This house extension and full refurbishment in the Dartmouth Park Conservation Area is designed to better connect the three storey Victorian property to its large, landscaped gardens. A new dining room with full height glazing and oak framed sliding door leads to a landscaped terrace, and a separate ‘glass box’ evening room allows uninterrupted garden views, with suspended wood-burning stove for cosy winter evenings. Between these two spaces a sheltered outdoor kitchen is created with built-in gas barbecue and hot plate.
Concrete beams at ceiling level create a horizontal datum across the spaces. This begins internally and continues outside to shelter the barbecue area, finally returning to the ground to form a new pergola against the garden wall. When viewed from the garden, this continuous horizontal line creates the impression of a unified, wide extension that emphasises the generous 17m garden width.

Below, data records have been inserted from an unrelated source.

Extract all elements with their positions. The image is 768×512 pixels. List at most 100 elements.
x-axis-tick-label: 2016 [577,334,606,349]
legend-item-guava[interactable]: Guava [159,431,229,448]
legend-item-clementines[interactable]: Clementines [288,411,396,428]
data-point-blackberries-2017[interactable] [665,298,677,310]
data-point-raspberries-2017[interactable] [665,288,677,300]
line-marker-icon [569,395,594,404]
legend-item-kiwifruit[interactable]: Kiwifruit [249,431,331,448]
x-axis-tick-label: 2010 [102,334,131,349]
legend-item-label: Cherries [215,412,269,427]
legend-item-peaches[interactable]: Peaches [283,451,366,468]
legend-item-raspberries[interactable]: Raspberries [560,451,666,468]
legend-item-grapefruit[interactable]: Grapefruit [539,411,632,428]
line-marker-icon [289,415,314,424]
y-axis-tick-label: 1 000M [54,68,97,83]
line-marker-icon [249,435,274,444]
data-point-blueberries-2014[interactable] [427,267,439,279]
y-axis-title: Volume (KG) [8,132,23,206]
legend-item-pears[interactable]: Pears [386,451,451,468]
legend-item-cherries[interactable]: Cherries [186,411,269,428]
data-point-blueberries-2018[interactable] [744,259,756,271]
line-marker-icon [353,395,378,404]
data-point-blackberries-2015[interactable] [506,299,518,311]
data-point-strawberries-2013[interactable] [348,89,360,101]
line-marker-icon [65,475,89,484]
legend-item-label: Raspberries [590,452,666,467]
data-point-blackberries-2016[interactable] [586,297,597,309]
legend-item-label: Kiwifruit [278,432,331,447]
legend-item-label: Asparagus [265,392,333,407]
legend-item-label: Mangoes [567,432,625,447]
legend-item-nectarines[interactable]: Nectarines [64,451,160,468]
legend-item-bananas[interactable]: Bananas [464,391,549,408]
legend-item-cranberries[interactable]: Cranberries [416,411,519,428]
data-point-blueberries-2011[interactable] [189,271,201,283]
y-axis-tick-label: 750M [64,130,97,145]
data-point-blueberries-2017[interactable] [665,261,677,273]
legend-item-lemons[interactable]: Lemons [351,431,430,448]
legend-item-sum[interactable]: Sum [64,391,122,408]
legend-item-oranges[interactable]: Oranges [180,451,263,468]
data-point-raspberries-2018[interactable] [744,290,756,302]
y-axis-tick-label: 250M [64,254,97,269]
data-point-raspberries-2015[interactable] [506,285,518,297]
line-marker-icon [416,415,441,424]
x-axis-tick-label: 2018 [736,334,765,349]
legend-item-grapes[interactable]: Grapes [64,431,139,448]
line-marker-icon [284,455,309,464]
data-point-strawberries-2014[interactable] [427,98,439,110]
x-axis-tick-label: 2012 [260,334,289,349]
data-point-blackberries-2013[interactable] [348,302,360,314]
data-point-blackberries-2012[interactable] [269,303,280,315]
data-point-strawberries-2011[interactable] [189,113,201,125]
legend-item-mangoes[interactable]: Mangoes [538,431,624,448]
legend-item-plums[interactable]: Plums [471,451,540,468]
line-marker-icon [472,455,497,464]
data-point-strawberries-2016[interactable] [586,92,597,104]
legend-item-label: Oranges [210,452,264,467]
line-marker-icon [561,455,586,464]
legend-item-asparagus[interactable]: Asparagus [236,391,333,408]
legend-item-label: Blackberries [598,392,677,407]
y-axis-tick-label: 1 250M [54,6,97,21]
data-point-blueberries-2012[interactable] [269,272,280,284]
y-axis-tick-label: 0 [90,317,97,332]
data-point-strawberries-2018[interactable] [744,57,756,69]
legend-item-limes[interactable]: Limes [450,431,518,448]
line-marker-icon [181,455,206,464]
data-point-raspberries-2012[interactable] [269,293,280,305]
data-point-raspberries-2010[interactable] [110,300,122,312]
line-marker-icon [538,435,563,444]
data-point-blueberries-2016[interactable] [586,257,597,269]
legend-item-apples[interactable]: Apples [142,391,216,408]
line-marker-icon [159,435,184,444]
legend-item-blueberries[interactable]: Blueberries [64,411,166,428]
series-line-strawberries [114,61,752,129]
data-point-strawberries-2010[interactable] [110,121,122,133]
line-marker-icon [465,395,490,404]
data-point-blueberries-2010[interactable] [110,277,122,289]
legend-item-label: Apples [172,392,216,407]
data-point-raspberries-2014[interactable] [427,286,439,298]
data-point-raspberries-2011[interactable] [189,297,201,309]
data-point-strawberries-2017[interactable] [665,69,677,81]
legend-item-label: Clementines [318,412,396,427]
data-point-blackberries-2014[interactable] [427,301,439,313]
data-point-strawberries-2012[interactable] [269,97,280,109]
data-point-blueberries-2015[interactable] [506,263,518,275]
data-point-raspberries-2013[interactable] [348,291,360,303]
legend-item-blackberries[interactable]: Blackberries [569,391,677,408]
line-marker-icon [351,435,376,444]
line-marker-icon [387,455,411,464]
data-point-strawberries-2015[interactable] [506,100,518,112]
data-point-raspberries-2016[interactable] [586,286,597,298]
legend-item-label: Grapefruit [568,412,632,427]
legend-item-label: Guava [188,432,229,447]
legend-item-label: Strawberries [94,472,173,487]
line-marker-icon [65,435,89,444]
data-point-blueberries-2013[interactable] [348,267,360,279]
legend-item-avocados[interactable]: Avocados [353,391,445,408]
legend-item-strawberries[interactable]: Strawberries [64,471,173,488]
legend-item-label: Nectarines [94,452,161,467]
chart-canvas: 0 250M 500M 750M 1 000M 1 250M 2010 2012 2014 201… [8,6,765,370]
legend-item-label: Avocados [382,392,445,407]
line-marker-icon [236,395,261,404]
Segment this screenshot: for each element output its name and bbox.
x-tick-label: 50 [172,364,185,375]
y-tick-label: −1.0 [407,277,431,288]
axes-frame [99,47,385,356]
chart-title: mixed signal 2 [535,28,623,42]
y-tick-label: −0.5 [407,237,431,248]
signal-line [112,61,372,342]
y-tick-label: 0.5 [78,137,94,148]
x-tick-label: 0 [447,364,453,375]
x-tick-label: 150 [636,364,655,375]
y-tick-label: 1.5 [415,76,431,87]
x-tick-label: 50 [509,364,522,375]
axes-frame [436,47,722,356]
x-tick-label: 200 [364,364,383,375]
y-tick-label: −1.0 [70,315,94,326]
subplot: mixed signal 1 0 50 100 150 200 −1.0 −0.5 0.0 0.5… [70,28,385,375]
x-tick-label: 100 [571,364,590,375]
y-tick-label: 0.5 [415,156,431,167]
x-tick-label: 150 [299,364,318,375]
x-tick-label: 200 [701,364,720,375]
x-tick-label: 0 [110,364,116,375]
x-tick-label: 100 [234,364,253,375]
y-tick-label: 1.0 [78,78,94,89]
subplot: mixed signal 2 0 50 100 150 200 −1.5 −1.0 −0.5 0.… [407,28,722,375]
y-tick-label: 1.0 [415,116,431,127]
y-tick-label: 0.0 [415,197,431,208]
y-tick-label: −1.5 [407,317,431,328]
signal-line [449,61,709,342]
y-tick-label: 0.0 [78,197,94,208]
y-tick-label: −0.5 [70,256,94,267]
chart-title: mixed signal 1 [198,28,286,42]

Portland Roach stone to the rear elevation features distinctive fossilised shell fragments. The calming colour palette of pale stone, light-oiled oak and white concrete complements the tones of the existing Victorian brickwork. The interior spaces that are filled with light due to the south-west facing aspect and full-height glazing and rooflights.
The internal refurbishments to the existing building include opening up the ground floor to create an open plan kitchen which runs from the front to the back of the house, where it connects to the dining room extension. A new utility and plant room have also been created.
The first floor was reconfigured to create a master suite, comprising an open plan sleeping and dressing area with an en suite shower room. The other half of this storey has been modified to form a library and cinema room with surround sound. The house has been completely rewired, including a whole house audio-visual system, with integrated speakers in most rooms. The materials on the first floor vary from the floor below by using walnut timber finishes, basalt stone and a darker shade of grey throughout, to create a more relaxed atmosphere.
The second floor was redesigned to allow for the introduction of an additional shower room. Loft and roof terrace access has been improved and the unattractive scaffold pole handrail was replaced with a frameless glass balustrade to make it more discreet when viewed from pavement level.
The new terrace has been landscaped to allow for level access from the rear extension out onto the stone paving. The rest of the garden has been simply and elegantly planted, the large lawn is punctuated with feature birch trees.
The rear of the existing Victorian villa was covered by attractive ivy, which required removal due to brick damage. The proposed pergola’s beams will support local wisteria growth, allowing climbing plants to be reintroduced in a controlled fashion. This will create dappled shadows in the evening room that oscillate with the breeze.